Крестьяне предлагали дождаться следующего утра, а не пробираться по темноте как грабители, убийцы или разбойники, но он опасался, как бы мальчик не получил солнечный удар.
На большом трехэтажном каменном здании (сразу за селом Мирила Франкопанские), которое все называли Немецким домом и теперь его так начала называть и сама хозяйка, над входной дверью была вывеска «Отель “Орион”».
Отель был назван так по созвездию, которое немка первым узнала на ночном августовском небе в 1932 году, когда вместе со своим мужем Илией стояла здесь, на краю света, и, кроме небесного Ориона, не знала ничего, ни одного здешнего названия хоть какой-нибудь вещи или явления.
Илия, добродушный и мощный славянин, готовый схватиться даже с медведем, если тот вдруг появится откуда-то среди ночи, и на этот раз, как всегда, поддержал ее.

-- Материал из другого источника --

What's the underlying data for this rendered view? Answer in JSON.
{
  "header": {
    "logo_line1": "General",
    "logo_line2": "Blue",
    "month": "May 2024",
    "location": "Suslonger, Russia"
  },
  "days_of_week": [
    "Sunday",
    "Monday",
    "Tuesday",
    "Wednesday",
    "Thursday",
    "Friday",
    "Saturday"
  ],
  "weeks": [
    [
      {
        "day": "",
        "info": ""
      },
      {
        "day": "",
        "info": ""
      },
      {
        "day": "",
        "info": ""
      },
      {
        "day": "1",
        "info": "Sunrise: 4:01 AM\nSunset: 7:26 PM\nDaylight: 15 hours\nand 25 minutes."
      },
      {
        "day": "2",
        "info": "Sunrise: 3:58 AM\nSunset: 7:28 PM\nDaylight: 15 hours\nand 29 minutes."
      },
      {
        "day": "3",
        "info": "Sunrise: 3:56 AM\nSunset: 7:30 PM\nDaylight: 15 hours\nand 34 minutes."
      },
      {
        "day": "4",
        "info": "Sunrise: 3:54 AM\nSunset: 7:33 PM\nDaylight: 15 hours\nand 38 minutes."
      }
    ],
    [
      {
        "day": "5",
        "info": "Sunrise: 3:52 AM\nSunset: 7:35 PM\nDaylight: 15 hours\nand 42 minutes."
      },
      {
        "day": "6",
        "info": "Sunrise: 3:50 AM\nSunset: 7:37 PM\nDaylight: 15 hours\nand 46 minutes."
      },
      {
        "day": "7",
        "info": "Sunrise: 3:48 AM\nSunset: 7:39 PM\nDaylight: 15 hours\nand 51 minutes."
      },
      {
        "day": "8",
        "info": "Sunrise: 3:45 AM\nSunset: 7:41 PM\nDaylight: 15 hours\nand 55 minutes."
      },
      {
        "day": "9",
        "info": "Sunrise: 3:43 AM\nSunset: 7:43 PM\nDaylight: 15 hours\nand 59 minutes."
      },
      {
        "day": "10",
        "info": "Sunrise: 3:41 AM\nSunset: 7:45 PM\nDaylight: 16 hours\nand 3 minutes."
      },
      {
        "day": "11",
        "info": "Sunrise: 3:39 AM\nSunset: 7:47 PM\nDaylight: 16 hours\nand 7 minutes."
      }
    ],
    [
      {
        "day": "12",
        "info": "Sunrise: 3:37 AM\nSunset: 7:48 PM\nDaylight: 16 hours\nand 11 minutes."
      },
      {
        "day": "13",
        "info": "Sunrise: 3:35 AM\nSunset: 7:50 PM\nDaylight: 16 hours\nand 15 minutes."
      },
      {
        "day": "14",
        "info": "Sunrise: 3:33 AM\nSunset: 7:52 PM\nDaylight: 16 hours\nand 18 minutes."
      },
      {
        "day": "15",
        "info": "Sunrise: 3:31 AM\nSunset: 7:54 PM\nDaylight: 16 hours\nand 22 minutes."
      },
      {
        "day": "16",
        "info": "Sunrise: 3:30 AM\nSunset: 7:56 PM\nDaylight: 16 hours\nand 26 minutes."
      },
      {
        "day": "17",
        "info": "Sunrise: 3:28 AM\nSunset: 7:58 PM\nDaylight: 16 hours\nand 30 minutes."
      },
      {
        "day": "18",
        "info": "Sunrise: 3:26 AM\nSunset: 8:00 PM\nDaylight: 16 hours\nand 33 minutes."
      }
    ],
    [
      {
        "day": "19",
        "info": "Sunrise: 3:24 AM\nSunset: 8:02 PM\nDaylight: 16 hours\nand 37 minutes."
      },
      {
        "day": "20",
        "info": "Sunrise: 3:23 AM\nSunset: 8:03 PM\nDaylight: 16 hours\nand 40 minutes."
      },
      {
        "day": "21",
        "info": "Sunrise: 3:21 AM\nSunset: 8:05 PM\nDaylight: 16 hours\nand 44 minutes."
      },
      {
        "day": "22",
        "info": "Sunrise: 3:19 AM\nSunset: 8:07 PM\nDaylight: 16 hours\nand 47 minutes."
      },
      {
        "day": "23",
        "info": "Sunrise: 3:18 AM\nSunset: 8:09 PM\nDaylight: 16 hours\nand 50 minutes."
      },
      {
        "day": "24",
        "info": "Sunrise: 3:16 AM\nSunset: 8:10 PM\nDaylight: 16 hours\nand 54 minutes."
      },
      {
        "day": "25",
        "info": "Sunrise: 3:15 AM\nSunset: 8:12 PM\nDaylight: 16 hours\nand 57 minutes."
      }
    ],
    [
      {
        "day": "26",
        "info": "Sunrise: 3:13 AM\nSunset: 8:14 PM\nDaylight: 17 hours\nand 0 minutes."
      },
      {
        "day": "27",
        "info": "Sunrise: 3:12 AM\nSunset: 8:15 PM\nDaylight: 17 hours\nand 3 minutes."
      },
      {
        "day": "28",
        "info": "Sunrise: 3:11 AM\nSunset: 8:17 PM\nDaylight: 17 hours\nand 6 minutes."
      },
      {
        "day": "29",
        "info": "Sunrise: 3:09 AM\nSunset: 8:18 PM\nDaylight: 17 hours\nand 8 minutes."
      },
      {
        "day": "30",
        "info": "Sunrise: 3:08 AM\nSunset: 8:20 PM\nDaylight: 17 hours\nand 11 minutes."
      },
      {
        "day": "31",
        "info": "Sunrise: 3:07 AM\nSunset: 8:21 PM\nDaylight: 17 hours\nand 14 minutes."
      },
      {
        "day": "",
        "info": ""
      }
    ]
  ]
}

Поддержал, когда она, предчувствуя конец Веймарской республики и видя какую-то странную злобу и ожесточенность во взглядах людей, с которыми еще несколько дней назад была в дружеских отношениях, решила, что им надо уехать, куда-нибудь далеко, на юг, и там, в стране «Хасанагиницы» – если, конечно, такая страна существует за пределами воображения поэта, – где-нибудь поближе к теплым морям и подальше от всех дорог открыть небольшой отель-лечебницу, который, в сущности, будет и не лечебницей, а просто отелем, где люди в тишине и покое смогут посвятить себя своим болезням, попытаться найти с ними общий язык или полностью погрузиться в них и, если нет выбора, в конце концов умереть.
То ли она была под впечатлением от Томаса Манна и его «Волшебной горы», которая, как в шутку уверял Илия, еще в 1924, когда она читала роман в первый раз, просто околдовала ее, то ли ей хотелось убежать и от Германии, и от всего немецкого как можно дальше, а что может быть дальше от боевого, героического духа, чем туберкулез, но, как бы то ни было, она решила открыть отель для туберкулезников, детей с рахитом и малокровных меланхоличных дам. В любом случае, в жизни людей, как и в жизни империй и королевств, бывают времена, когда лучше всего устраниться, исчезнуть неизвестно куда или погрузиться в полное и тупое безразличие. Мало кто в состоянии предчувствовать приближение таких времен. Но еще меньше тех, кому Бог дал способность в момент, когда человеческое горение теряет и свою цель, и свой смысл, загасить самого себя. У нее такая способность была, и она сумела ею воспользоваться, особо не раздумывая о последствиях своего решения и не жалея того, что оставляла навсегда. Она как бы сделалась монахиней, но, вместо того чтобы уйти в монастырь где-нибудь на краю света, открыла на краю света отель.